Dans la discussion générale, la parole est à Mme le ministre.
Mme Ségolène Royal, ministre délégué chargé de l'enseignement scolaire. Monsieur le président, mesdames, messieurs les sénateurs, je me réjouis que la proposition de loi présentée par MM. Laurent Fabius et Jean-Paul Bret instituant un Défenseur des enfants et adoptée à l'Assemblée nationale voilà à peine trois mois revienne aujourd'hui devant le Sénat.
La célérité avec laquelle ont été conduits les travaux et les votes, et ce sur toutes les travées, quelles que soient les sensibilités politiques, démontre que vous attachez à la défense des droits de l'enfant toute l'importance qu'elle mérite.

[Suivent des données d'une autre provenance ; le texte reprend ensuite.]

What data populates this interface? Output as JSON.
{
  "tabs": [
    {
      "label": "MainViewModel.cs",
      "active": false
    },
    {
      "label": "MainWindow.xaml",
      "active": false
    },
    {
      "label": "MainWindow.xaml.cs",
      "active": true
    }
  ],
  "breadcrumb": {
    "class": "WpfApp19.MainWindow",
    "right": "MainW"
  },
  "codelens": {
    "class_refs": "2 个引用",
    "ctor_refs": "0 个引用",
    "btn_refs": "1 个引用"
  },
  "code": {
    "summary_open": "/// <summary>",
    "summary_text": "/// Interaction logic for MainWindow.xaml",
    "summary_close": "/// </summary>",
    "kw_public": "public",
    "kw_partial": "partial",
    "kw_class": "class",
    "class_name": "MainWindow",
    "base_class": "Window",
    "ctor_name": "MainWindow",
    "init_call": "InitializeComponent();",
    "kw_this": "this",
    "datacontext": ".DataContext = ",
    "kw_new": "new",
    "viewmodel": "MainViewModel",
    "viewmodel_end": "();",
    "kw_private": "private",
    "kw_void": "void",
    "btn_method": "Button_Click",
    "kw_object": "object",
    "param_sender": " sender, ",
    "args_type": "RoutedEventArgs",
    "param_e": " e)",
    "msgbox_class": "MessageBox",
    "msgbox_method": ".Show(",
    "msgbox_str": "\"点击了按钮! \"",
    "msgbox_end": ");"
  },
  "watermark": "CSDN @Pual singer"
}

Comme vous tous aujourd'hui, mesdames, messieurs les sénateurs, je suis persuadée que l'on juge l'évolution d'une société à l'aune du sort qu'elle réserve à ses enfants. Je suis donc tout à fait favorable, au nom du Gouvernement, à la création du Défenseur des enfants, dont la mission sera d'enregistrer les réclamations des mineurs et de les orienter vers la résolution amiable des conflits. En effet, un tel dispositif est de nature à encourager le dialogue, le respect d'une plus grande équité et le développement d'une relation de proximité entre les mineurs, les adultes et les institutions qui les concernent.

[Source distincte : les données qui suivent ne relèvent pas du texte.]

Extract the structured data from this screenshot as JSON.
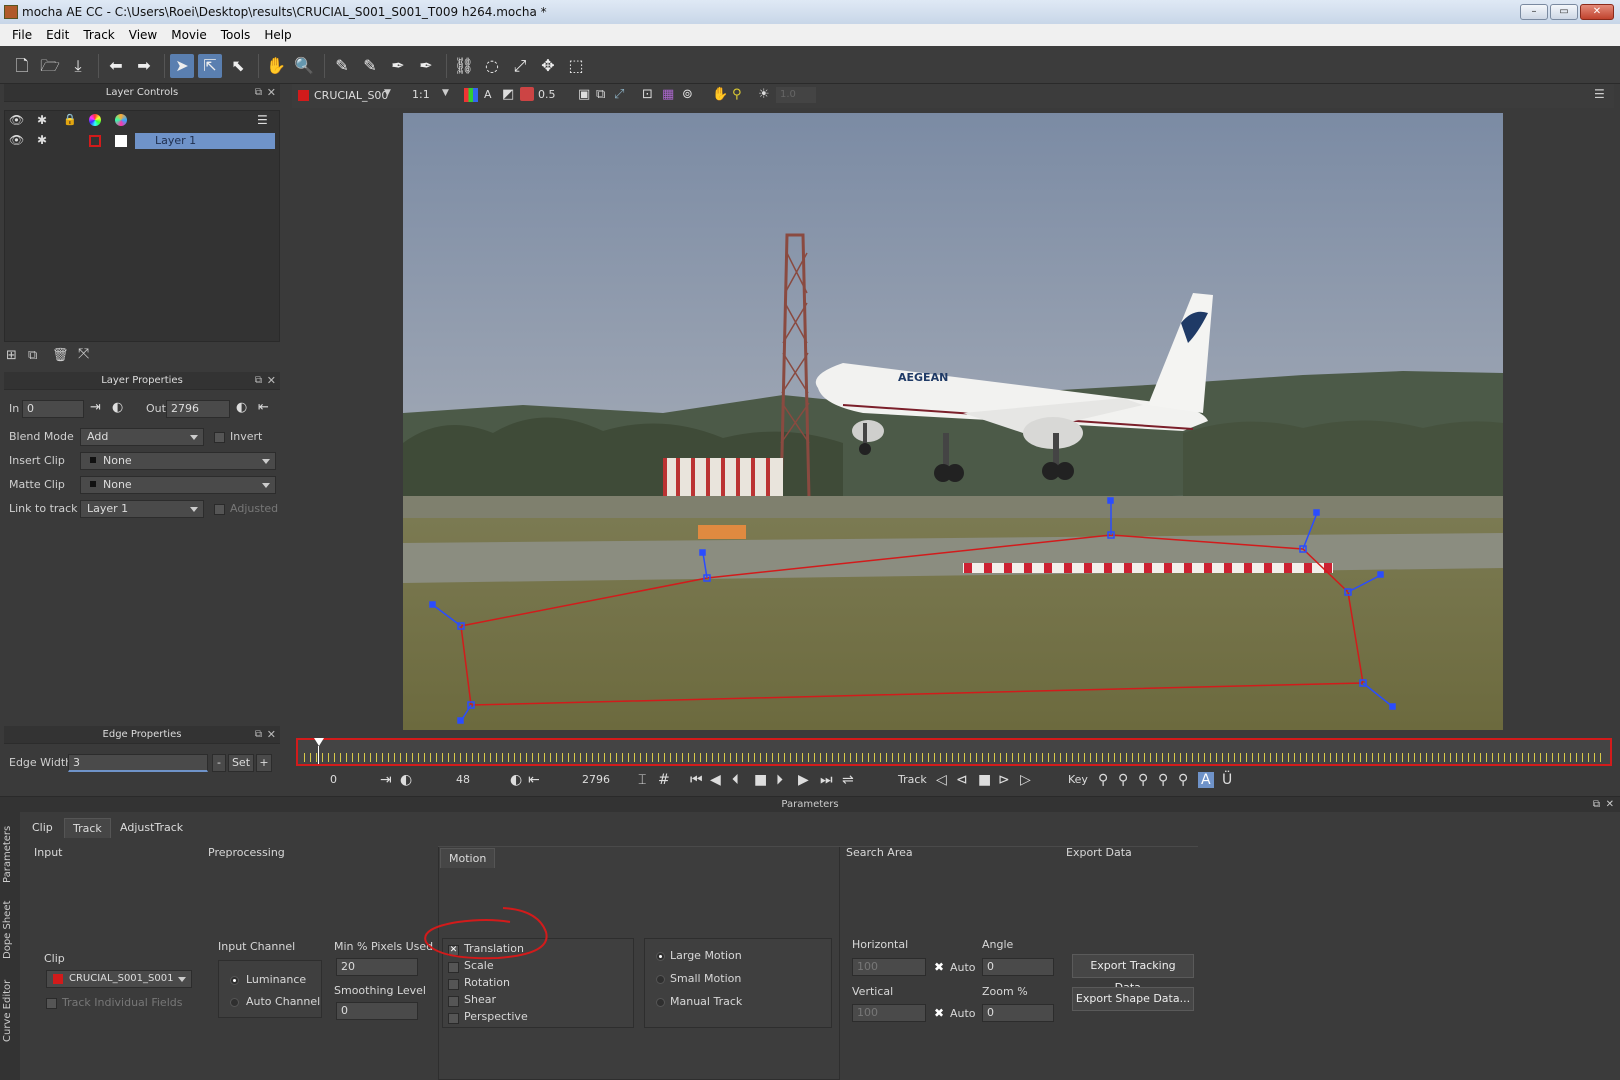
{
  "window": {
    "title": "mocha AE CC - C:\\Users\\Roei\\Desktop\\results\\CRUCIAL_S001_S001_T009 h264.mocha *"
  },
  "menu": [
    "File",
    "Edit",
    "Track",
    "View",
    "Movie",
    "Tools",
    "Help"
  ],
  "toolbar_icons": [
    "new-file-icon",
    "open-folder-icon",
    "save-icon",
    "undo-icon",
    "redo-icon",
    "select-icon",
    "select-points-icon",
    "add-point-icon",
    "hand-icon",
    "zoom-icon",
    "xspline-icon",
    "xspline-add-icon",
    "bezier-icon",
    "bezier-add-icon",
    "link-icon",
    "magnetic-icon",
    "transform-icon",
    "move-icon",
    "surface-icon"
  ],
  "layer_controls": {
    "title": "Layer Controls",
    "layers": [
      {
        "name": "Layer 1",
        "color": "#d21b1b"
      }
    ]
  },
  "layer_properties": {
    "title": "Layer Properties",
    "in_label": "In",
    "in_value": "0",
    "out_label": "Out",
    "out_value": "2796",
    "blend_mode_label": "Blend Mode",
    "blend_mode_value": "Add",
    "invert_label": "Invert",
    "insert_clip_label": "Insert Clip",
    "insert_clip_value": "None",
    "matte_clip_label": "Matte Clip",
    "matte_clip_value": "None",
    "link_to_track_label": "Link to track",
    "link_to_track_value": "Layer 1",
    "adjusted_label": "Adjusted"
  },
  "edge_properties": {
    "title": "Edge Properties",
    "edge_width_label": "Edge Width",
    "edge_width_value": "3",
    "minus_label": "-",
    "set_label": "Set",
    "plus_label": "+"
  },
  "viewer_bar": {
    "clip": "CRUCIAL_S00",
    "zoom": "1:1",
    "opacity": "0.5",
    "a_label": "A",
    "exposure": "1.0"
  },
  "transport": {
    "start": "0",
    "current": "48",
    "end": "2796",
    "track_label": "Track",
    "key_label": "Key"
  },
  "params": {
    "title": "Parameters",
    "side_tabs": [
      "Parameters",
      "Dope Sheet",
      "Curve Editor"
    ],
    "tabs": [
      "Clip",
      "Track",
      "AdjustTrack"
    ],
    "active_tab": "Track",
    "input_title": "Input",
    "clip_label": "Clip",
    "clip_value": "CRUCIAL_S001_S001",
    "track_individual_fields": "Track Individual Fields",
    "preprocessing_title": "Preprocessing",
    "input_channel_label": "Input Channel",
    "luminance": "Luminance",
    "auto_channel": "Auto Channel",
    "min_pixels_label": "Min % Pixels Used",
    "min_pixels_value": "20",
    "smoothing_label": "Smoothing Level",
    "smoothing_value": "0",
    "motion_title": "Motion",
    "motion_types": [
      {
        "label": "Translation",
        "checked": true
      },
      {
        "label": "Scale",
        "checked": false
      },
      {
        "label": "Rotation",
        "checked": false
      },
      {
        "label": "Shear",
        "checked": false
      },
      {
        "label": "Perspective",
        "checked": false
      }
    ],
    "motion_modes": [
      "Large Motion",
      "Small Motion",
      "Manual Track"
    ],
    "search_area_title": "Search Area",
    "horizontal_label": "Horizontal",
    "horizontal_value": "100",
    "vertical_label": "Vertical",
    "vertical_value": "100",
    "auto_label": "Auto",
    "angle_label": "Angle",
    "angle_value": "0",
    "zoom_label": "Zoom %",
    "zoom_value": "0",
    "export_title": "Export Data",
    "export_tracking": "Export Tracking Data...",
    "export_shape": "Export Shape Data..."
  },
  "annotation": {
    "color": "#d21b1b"
  },
  "scene": {
    "airline_text": "AEGEAN"
  }
}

Il existe déjà au sein de l'éducation nationale un médiateur, mais celui-ci n'est que rarement sollicité par les élèves eux-mêmes. Il existe donc un espace à conquérir pour le nouveau Défenseur des enfants.
Comme vous le savez, dès mon arrivée au Gouvernement, j'ai souhaité que l'école devienne un lieu de vie et un espace de parole où l'enfant puisse être écouté et protégé.
A ce titre, j'ai entrepris différentes actions pour briser la loi du silence en matière de maltraitance, de bizutage, de racket et de pédophilie, ainsi que pour renforcer la santé scolaire en instituant, notamment, un fonds social pour les cantines et en créant, depuis trois ans, 1 400 emplois de médecins, d'infirmières, d'assistantes sociales et en refondant complètement l'éducation à la santé.
J'ai souhaité inscrire le droit de chaque enfant à l'instruction et à la réussite scolaire comme une des priorités de ma politique. Tel est l'objet des zones d'éducation prioritaire, qui, dès 1998, ont été relancées, avec la mise en place des réseaux d'éducation prioritaire.
Par ailleurs, depuis la rentrée dernière, des heures de remise à niveau pour les élèves en difficulté ont été généralisées dans tous les collèges : six heures en classe de sixième et trois heures en classe de cinquième. Selon moi, il est cohérent, lorsqu'on réfléchit aux droits de l'enfant, de se mobiliser sur son droit fondamental à la réussite scolaire.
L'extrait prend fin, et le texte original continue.